In true Linux style - your DVD player would have to render "RahXephon 17, Source Code" yourself before you can see it!
This is on mechacker.com, and for those who don't like .doc files...
[quote="Daniel Wang"]
Stream Analysis through Flow Modeling
Daniel Wang
When faced with the task of developing an effective method of analyzing and compressing video, one must consider the properties of the media and task involved. The video is simply a recording of an environment and objects, with some effects. Even the media of animation is principally the same – projecting a 3-dimensional field in a series of 2-dimensional views. The extrapolated patterns in the media are ultimately what make analysis and compression possible.
Present-day analysis technologies use a “dictionary”, or mathematically-generated table, for storing information that is repeated across a frame or frames. With conventional media, this method works excellently, as seen with DivX and Windows Media. However, this method cannot recognize information that has been transformed erratically or modified, requiring a new key to be used.
I would like to propose a new method of video-stream analysis and storage that will not only detect and handle dynamic change, but additionally handle frame-based sequences as well as infinite-resolution vector streams.
Reference Indexing
First, reference indices must be planted into the video stream in order to accurately model the changes in the stream. Robust references are found using a variety of pattern-search systems and characteristics to ensure that the reference can be found even after a transform or overlap.
For example, a polygonal color or grade type of class may not be suited for animation or generated media because of the possibility for transparent overlaps, causing a discontinuity. However, a darkness-based reference, such as “Light, Dark, Light, and then Dark” may not be present in live-action environments or may be caused by ambiguous shadows.

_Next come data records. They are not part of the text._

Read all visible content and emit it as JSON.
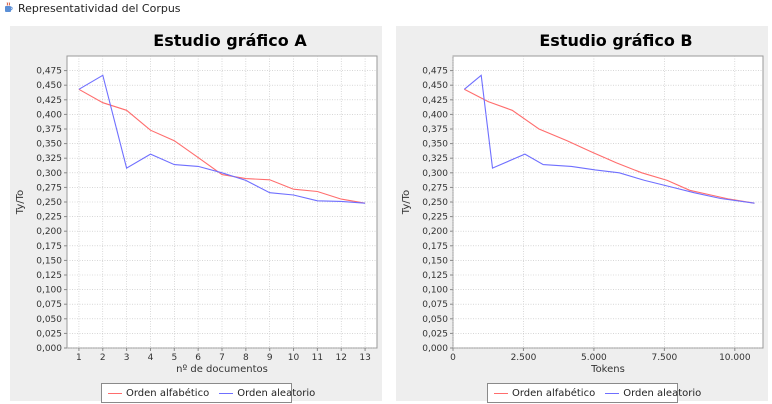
{
  "window": {
    "title": "Representatividad del Corpus",
    "icon": "java-cup-icon"
  },
  "colors": {
    "series_1": "#ff6d6d",
    "series_2": "#6f6fff",
    "plot_bg": "#ffffff",
    "grid": "#c0c0c0"
  },
  "chart_data": [
    {
      "type": "line",
      "title": "Estudio gráfico A",
      "xlabel": "nº de documentos",
      "ylabel": "Ty/To",
      "xlim": [
        0.5,
        13.5
      ],
      "ylim": [
        0,
        0.5
      ],
      "x_ticks": [
        1,
        2,
        3,
        4,
        5,
        6,
        7,
        8,
        9,
        10,
        11,
        12,
        13
      ],
      "x_tick_labels": [
        "1",
        "2",
        "3",
        "4",
        "5",
        "6",
        "7",
        "8",
        "9",
        "10",
        "11",
        "12",
        "13"
      ],
      "y_ticks": [
        0,
        0.025,
        0.05,
        0.075,
        0.1,
        0.125,
        0.15,
        0.175,
        0.2,
        0.225,
        0.25,
        0.275,
        0.3,
        0.325,
        0.35,
        0.375,
        0.4,
        0.425,
        0.45,
        0.475
      ],
      "y_tick_labels": [
        "0,000",
        "0,025",
        "0,050",
        "0,075",
        "0,100",
        "0,125",
        "0,150",
        "0,175",
        "0,200",
        "0,225",
        "0,250",
        "0,275",
        "0,300",
        "0,325",
        "0,350",
        "0,375",
        "0,400",
        "0,425",
        "0,450",
        "0,475"
      ],
      "grid": true,
      "legend": "bottom",
      "series": [
        {
          "name": "Orden alfabético",
          "x": [
            1,
            2,
            3,
            4,
            5,
            6,
            7,
            8,
            9,
            10,
            11,
            12,
            13
          ],
          "y": [
            0.443,
            0.42,
            0.407,
            0.373,
            0.355,
            0.326,
            0.297,
            0.29,
            0.288,
            0.272,
            0.268,
            0.255,
            0.248
          ]
        },
        {
          "name": "Orden aleatorio",
          "x": [
            1,
            2,
            3,
            4,
            5,
            6,
            7,
            8,
            9,
            10,
            11,
            12,
            13
          ],
          "y": [
            0.443,
            0.467,
            0.308,
            0.332,
            0.314,
            0.311,
            0.3,
            0.287,
            0.266,
            0.262,
            0.252,
            0.251,
            0.248
          ]
        }
      ]
    },
    {
      "type": "line",
      "title": "Estudio gráfico B",
      "xlabel": "Tokens",
      "ylabel": "Ty/To",
      "xlim": [
        0,
        11000
      ],
      "ylim": [
        0,
        0.5
      ],
      "x_ticks": [
        0,
        2500,
        5000,
        7500,
        10000
      ],
      "x_tick_labels": [
        "0",
        "2.500",
        "5.000",
        "7.500",
        "10.000"
      ],
      "y_ticks": [
        0,
        0.025,
        0.05,
        0.075,
        0.1,
        0.125,
        0.15,
        0.175,
        0.2,
        0.225,
        0.25,
        0.275,
        0.3,
        0.325,
        0.35,
        0.375,
        0.4,
        0.425,
        0.45,
        0.475
      ],
      "y_tick_labels": [
        "0,000",
        "0,025",
        "0,050",
        "0,075",
        "0,100",
        "0,125",
        "0,150",
        "0,175",
        "0,200",
        "0,225",
        "0,250",
        "0,275",
        "0,300",
        "0,325",
        "0,350",
        "0,375",
        "0,400",
        "0,425",
        "0,450",
        "0,475"
      ],
      "grid": true,
      "legend": "bottom",
      "series": [
        {
          "name": "Orden alfabético",
          "x": [
            400,
            1250,
            2100,
            3050,
            4050,
            4900,
            5800,
            6700,
            7600,
            8400,
            9050,
            9800,
            10700
          ],
          "y": [
            0.443,
            0.422,
            0.407,
            0.375,
            0.355,
            0.336,
            0.317,
            0.3,
            0.287,
            0.27,
            0.263,
            0.255,
            0.248
          ]
        },
        {
          "name": "Orden aleatorio",
          "x": [
            400,
            1000,
            1400,
            2550,
            3200,
            4200,
            5050,
            5900,
            6800,
            7800,
            8550,
            9500,
            10700
          ],
          "y": [
            0.443,
            0.467,
            0.308,
            0.332,
            0.314,
            0.311,
            0.305,
            0.3,
            0.287,
            0.275,
            0.266,
            0.256,
            0.248
          ]
        }
      ]
    }
  ]
}
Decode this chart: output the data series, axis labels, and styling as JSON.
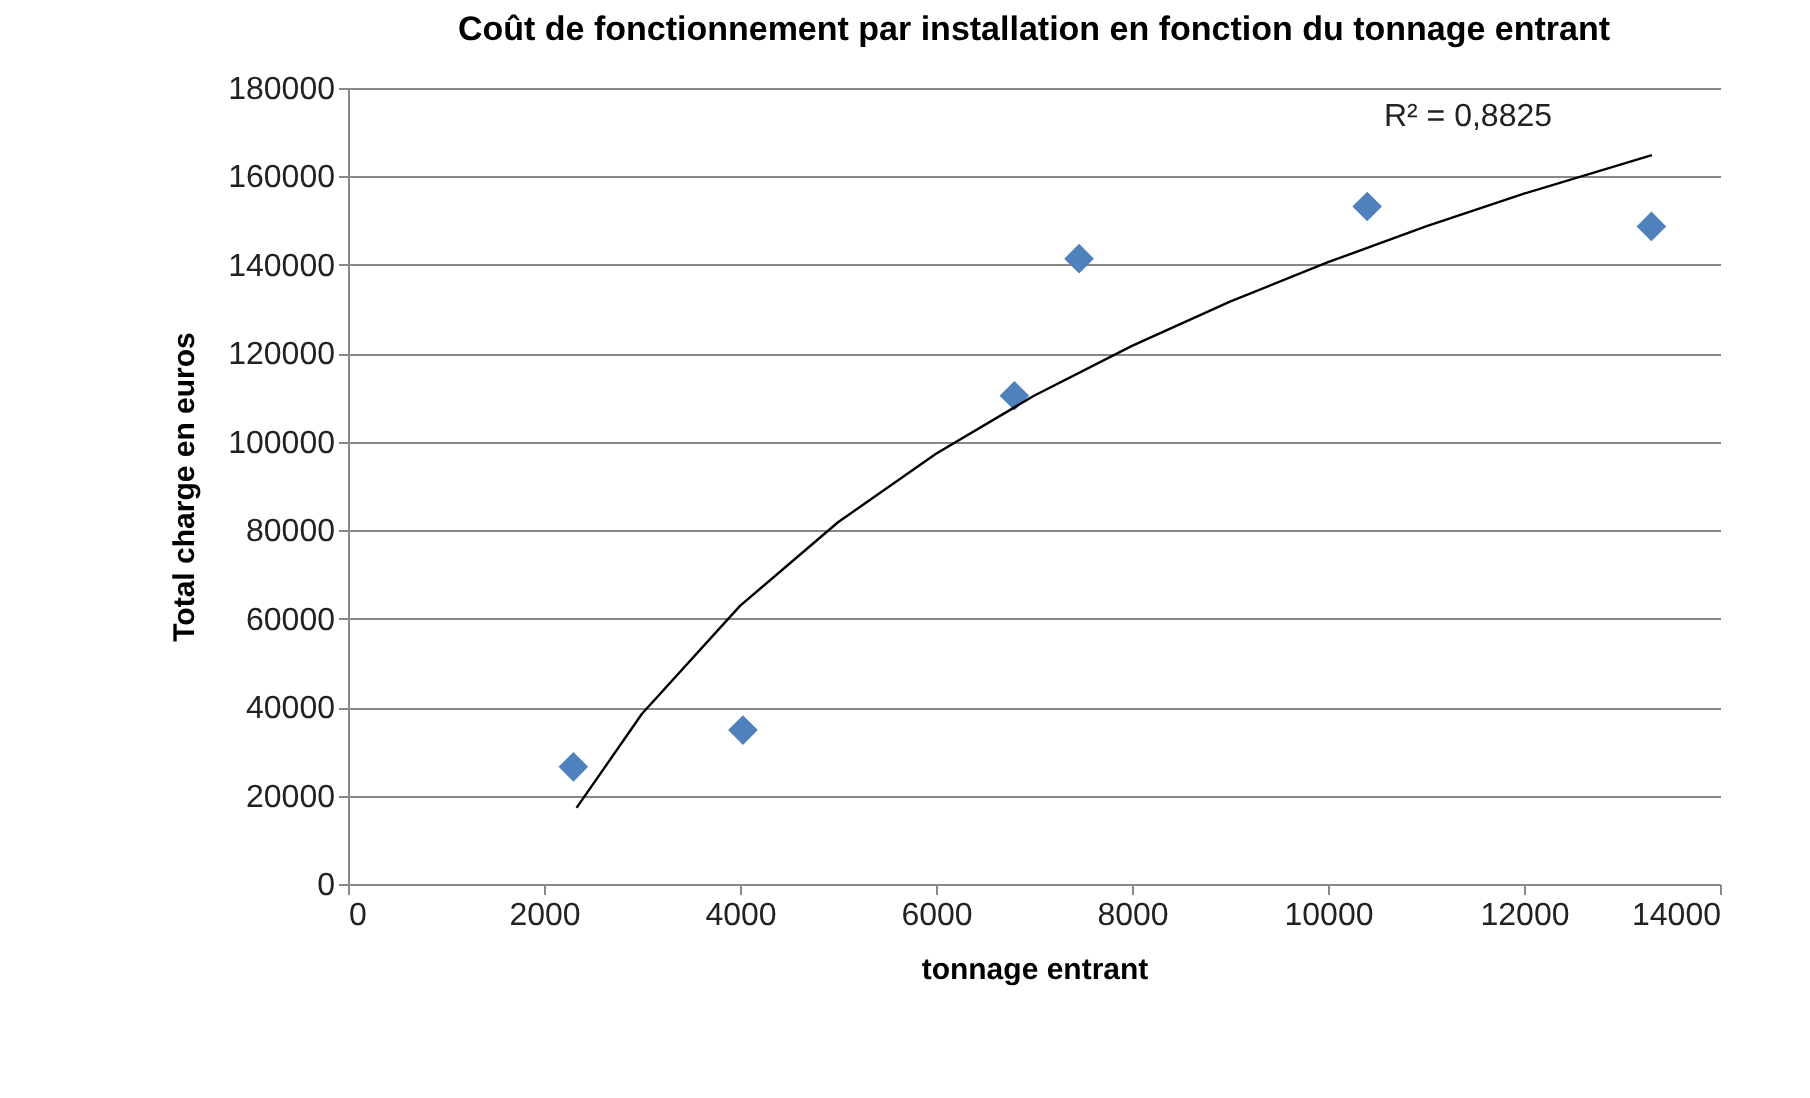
{
  "chart_data": {
    "type": "scatter",
    "title": "Coût de fonctionnement par installation en fonction du tonnage entrant",
    "xlabel": "tonnage entrant",
    "ylabel": "Total charge en euros",
    "xlim": [
      0,
      14000
    ],
    "xticks": [
      0,
      2000,
      4000,
      6000,
      8000,
      10000,
      12000,
      14000
    ],
    "ylim": [
      0,
      180000
    ],
    "yticks": [
      0,
      20000,
      40000,
      60000,
      80000,
      100000,
      120000,
      140000,
      160000,
      180000
    ],
    "grid": "y",
    "marker": "diamond",
    "series": [
      {
        "color": "#4f81bd",
        "x": [
          2300,
          4030,
          6800,
          7460,
          10400,
          13300
        ],
        "values": [
          26500,
          34800,
          110400,
          141400,
          153200,
          148700
        ]
      },
      {
        "type": "line",
        "color": "#000000",
        "marker": "none",
        "x": [
          2332,
          3000,
          4000,
          5000,
          6000,
          7000,
          8000,
          9000,
          10000,
          11000,
          12000,
          13305
        ],
        "values": [
          17200,
          38500,
          62900,
          81800,
          97300,
          110400,
          121700,
          131700,
          140600,
          148700,
          156100,
          164800
        ]
      }
    ],
    "annotations": [
      "R² = 0,8825"
    ]
  }
}
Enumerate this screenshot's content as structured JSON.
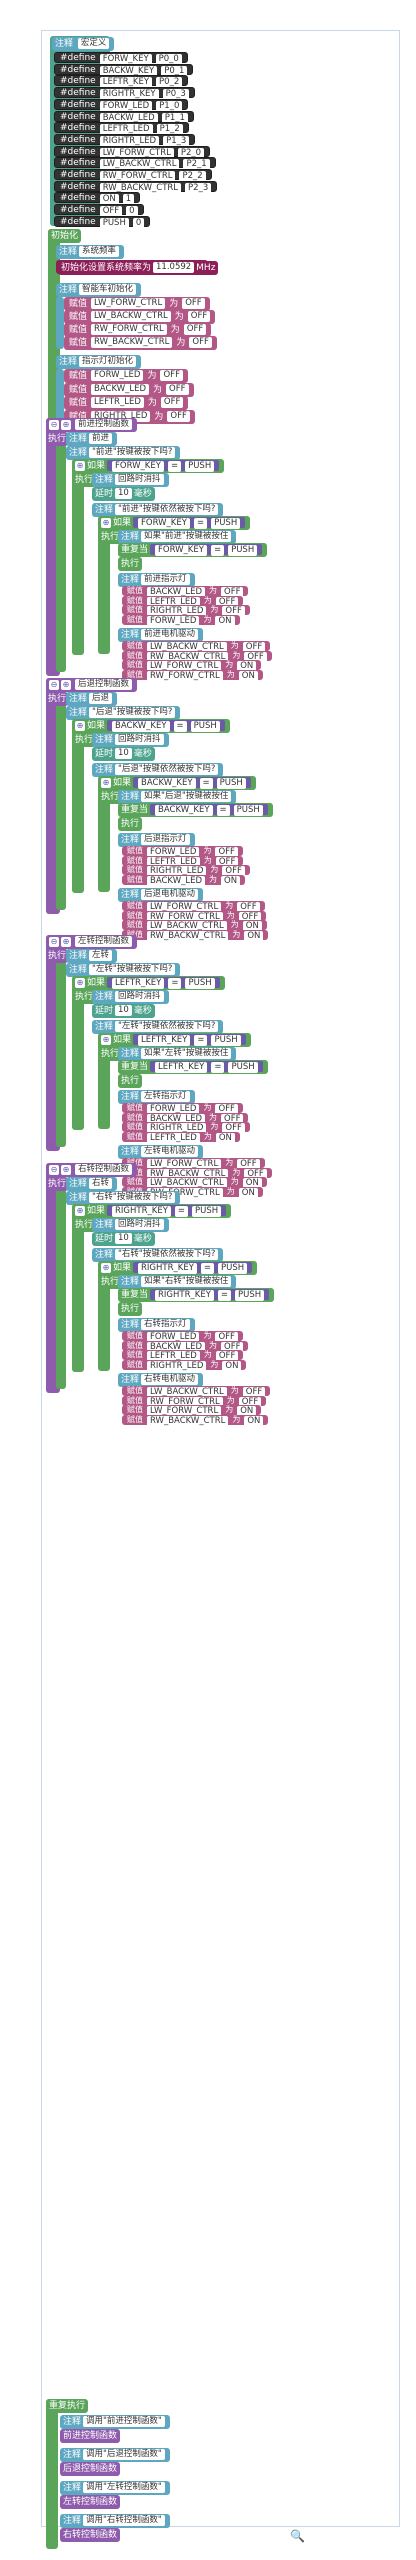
{
  "defines": {
    "header_comment": "注释",
    "header_label": "宏定义",
    "items": [
      {
        "kw": "#define",
        "name": "FORW_KEY",
        "val": "P0_0"
      },
      {
        "kw": "#define",
        "name": "BACKW_KEY",
        "val": "P0_1"
      },
      {
        "kw": "#define",
        "name": "LEFTR_KEY",
        "val": "P0_2"
      },
      {
        "kw": "#define",
        "name": "RIGHTR_KEY",
        "val": "P0_3"
      },
      {
        "kw": "#define",
        "name": "FORW_LED",
        "val": "P1_0"
      },
      {
        "kw": "#define",
        "name": "BACKW_LED",
        "val": "P1_1"
      },
      {
        "kw": "#define",
        "name": "LEFTR_LED",
        "val": "P1_2"
      },
      {
        "kw": "#define",
        "name": "RIGHTR_LED",
        "val": "P1_3"
      },
      {
        "kw": "#define",
        "name": "LW_FORW_CTRL",
        "val": "P2_0"
      },
      {
        "kw": "#define",
        "name": "LW_BACKW_CTRL",
        "val": "P2_1"
      },
      {
        "kw": "#define",
        "name": "RW_FORW_CTRL",
        "val": "P2_2"
      },
      {
        "kw": "#define",
        "name": "RW_BACKW_CTRL",
        "val": "P2_3"
      },
      {
        "kw": "#define",
        "name": "ON",
        "val": "1"
      },
      {
        "kw": "#define",
        "name": "OFF",
        "val": "0"
      },
      {
        "kw": "#define",
        "name": "PUSH",
        "val": "0"
      }
    ]
  },
  "init": {
    "title": "初始化",
    "comment_kw": "注释",
    "sys_clock_label": "系统频率",
    "sys_clock_set": "初始化设置系统频率为",
    "sys_clock_value": "11.0592",
    "sys_clock_unit": "MHz",
    "car_label": "智能车初始化",
    "assign_kw": "赋值",
    "to_kw": "为",
    "car_assigns": [
      {
        "name": "LW_FORW_CTRL",
        "val": "OFF"
      },
      {
        "name": "LW_BACKW_CTRL",
        "val": "OFF"
      },
      {
        "name": "RW_FORW_CTRL",
        "val": "OFF"
      },
      {
        "name": "RW_BACKW_CTRL",
        "val": "OFF"
      }
    ],
    "led_label": "指示灯初始化",
    "led_assigns": [
      {
        "name": "FORW_LED",
        "val": "OFF"
      },
      {
        "name": "BACKW_LED",
        "val": "OFF"
      },
      {
        "name": "LEFTR_LED",
        "val": "OFF"
      },
      {
        "name": "RIGHTR_LED",
        "val": "OFF"
      }
    ]
  },
  "common": {
    "exec": "执行",
    "comment": "注释",
    "if": "如果",
    "eq": "=",
    "push": "PUSH",
    "delay_kw": "延时",
    "delay_val": "10",
    "delay_unit": "毫秒",
    "debounce": "回路时消抖",
    "repeat": "重复当",
    "assign": "赋值",
    "to": "为",
    "off": "OFF",
    "on": "ON",
    "led_status": "指示灯",
    "motor_label": "电机驱动"
  },
  "functions": [
    {
      "title": "前进控制函数",
      "cmt": "前进",
      "q1": "\"前进\"按键被按下吗?",
      "key": "FORW_KEY",
      "q2": "\"前进\"按键依然被按下吗?",
      "loop": "如果\"前进\"按键被按住",
      "leds": [
        {
          "n": "BACKW_LED",
          "v": "OFF"
        },
        {
          "n": "LEFTR_LED",
          "v": "OFF"
        },
        {
          "n": "RIGHTR_LED",
          "v": "OFF"
        },
        {
          "n": "FORW_LED",
          "v": "ON"
        }
      ],
      "motors": [
        {
          "n": "LW_BACKW_CTRL",
          "v": "OFF"
        },
        {
          "n": "RW_BACKW_CTRL",
          "v": "OFF"
        },
        {
          "n": "LW_FORW_CTRL",
          "v": "ON"
        },
        {
          "n": "RW_FORW_CTRL",
          "v": "ON"
        }
      ]
    },
    {
      "title": "后退控制函数",
      "cmt": "后退",
      "q1": "\"后退\"按键被按下吗?",
      "key": "BACKW_KEY",
      "q2": "\"后退\"按键依然被按下吗?",
      "loop": "如果\"后退\"按键被按住",
      "leds": [
        {
          "n": "FORW_LED",
          "v": "OFF"
        },
        {
          "n": "LEFTR_LED",
          "v": "OFF"
        },
        {
          "n": "RIGHTR_LED",
          "v": "OFF"
        },
        {
          "n": "BACKW_LED",
          "v": "ON"
        }
      ],
      "motors": [
        {
          "n": "LW_FORW_CTRL",
          "v": "OFF"
        },
        {
          "n": "RW_FORW_CTRL",
          "v": "OFF"
        },
        {
          "n": "LW_BACKW_CTRL",
          "v": "ON"
        },
        {
          "n": "RW_BACKW_CTRL",
          "v": "ON"
        }
      ]
    },
    {
      "title": "左转控制函数",
      "cmt": "左转",
      "q1": "\"左转\"按键被按下吗?",
      "key": "LEFTR_KEY",
      "q2": "\"左转\"按键依然被按下吗?",
      "loop": "如果\"左转\"按键被按住",
      "leds": [
        {
          "n": "FORW_LED",
          "v": "OFF"
        },
        {
          "n": "BACKW_LED",
          "v": "OFF"
        },
        {
          "n": "RIGHTR_LED",
          "v": "OFF"
        },
        {
          "n": "LEFTR_LED",
          "v": "ON"
        }
      ],
      "motors": [
        {
          "n": "LW_FORW_CTRL",
          "v": "OFF"
        },
        {
          "n": "RW_BACKW_CTRL",
          "v": "OFF"
        },
        {
          "n": "LW_BACKW_CTRL",
          "v": "ON"
        },
        {
          "n": "RW_FORW_CTRL",
          "v": "ON"
        }
      ]
    },
    {
      "title": "右转控制函数",
      "cmt": "右转",
      "q1": "\"右转\"按键被按下吗?",
      "key": "RIGHTR_KEY",
      "q2": "\"右转\"按键依然被按下吗?",
      "loop": "如果\"右转\"按键被按住",
      "leds": [
        {
          "n": "FORW_LED",
          "v": "OFF"
        },
        {
          "n": "BACKW_LED",
          "v": "OFF"
        },
        {
          "n": "LEFTR_LED",
          "v": "OFF"
        },
        {
          "n": "RIGHTR_LED",
          "v": "ON"
        }
      ],
      "motors": [
        {
          "n": "LW_BACKW_CTRL",
          "v": "OFF"
        },
        {
          "n": "RW_FORW_CTRL",
          "v": "OFF"
        },
        {
          "n": "LW_FORW_CTRL",
          "v": "ON"
        },
        {
          "n": "RW_BACKW_CTRL",
          "v": "ON"
        }
      ]
    }
  ],
  "main_loop": {
    "title": "重复执行",
    "comment": "注释",
    "call": "调用",
    "calls": [
      {
        "cmt": "调用\"前进控制函数\"",
        "fn": "前进控制函数"
      },
      {
        "cmt": "调用\"后退控制函数\"",
        "fn": "后退控制函数"
      },
      {
        "cmt": "调用\"左转控制函数\"",
        "fn": "左转控制函数"
      },
      {
        "cmt": "调用\"右转控制函数\"",
        "fn": "右转控制函数"
      }
    ]
  },
  "colors": {
    "comment": "#5ea7c1",
    "control": "#5ba55b",
    "assign": "#b25786",
    "function": "#8e5bad",
    "define": "#323232"
  },
  "zoom_icon": "zoom-icon"
}
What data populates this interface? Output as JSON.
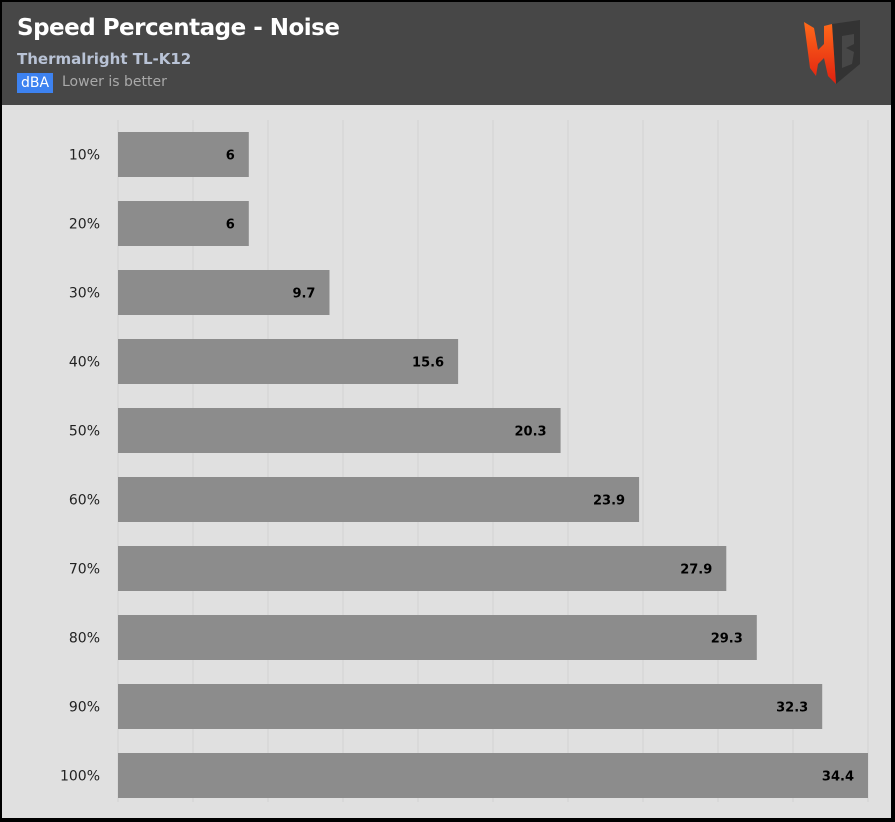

Reference Linking and Vectoring
After reference indices have been found for frames at various periods in the stream, reference characteristics are sent through a table to classify them into profiles and classes. Ambiguous references are grouped and unique reference points are linked for vector creation.
The unique and grouped reference points are compared to other frames, and reference positions and dimensions are compared to determine if and how each reference point is being transformed and moved. Directional (location) and characteristic gradients are extrapolated and refined using references found in other frames.
Analysis and Flow Modeling
The references are grouped into shapes and planes, and the stream in sent through various “transformation extrapolators” to determine the manner in which each image was altered. For a live-action film, a 3-dimension transform may be applied to objects to simulate a view change, with a few transparent/tint delta fields for a flame effect or such. For animation, a polygonal analysis could be used to separate each object, with skew lines used to modify the shapes and shaped lighting compensation to equalize the shadowing effects.
In effect, what we are attempting to do is decompile the original source of the media. By first indexing references and linking them, we are attempting to separate each item into objects or layers, instead of a large image. By sending the image through vector-dimensional transforms, we are attempting to determine some of the information in the 3-dimensional objects on which the stream is based. With a analysis system based on the theory of rubber-sheet topology, animations can be isolated to the very cel.
[quote]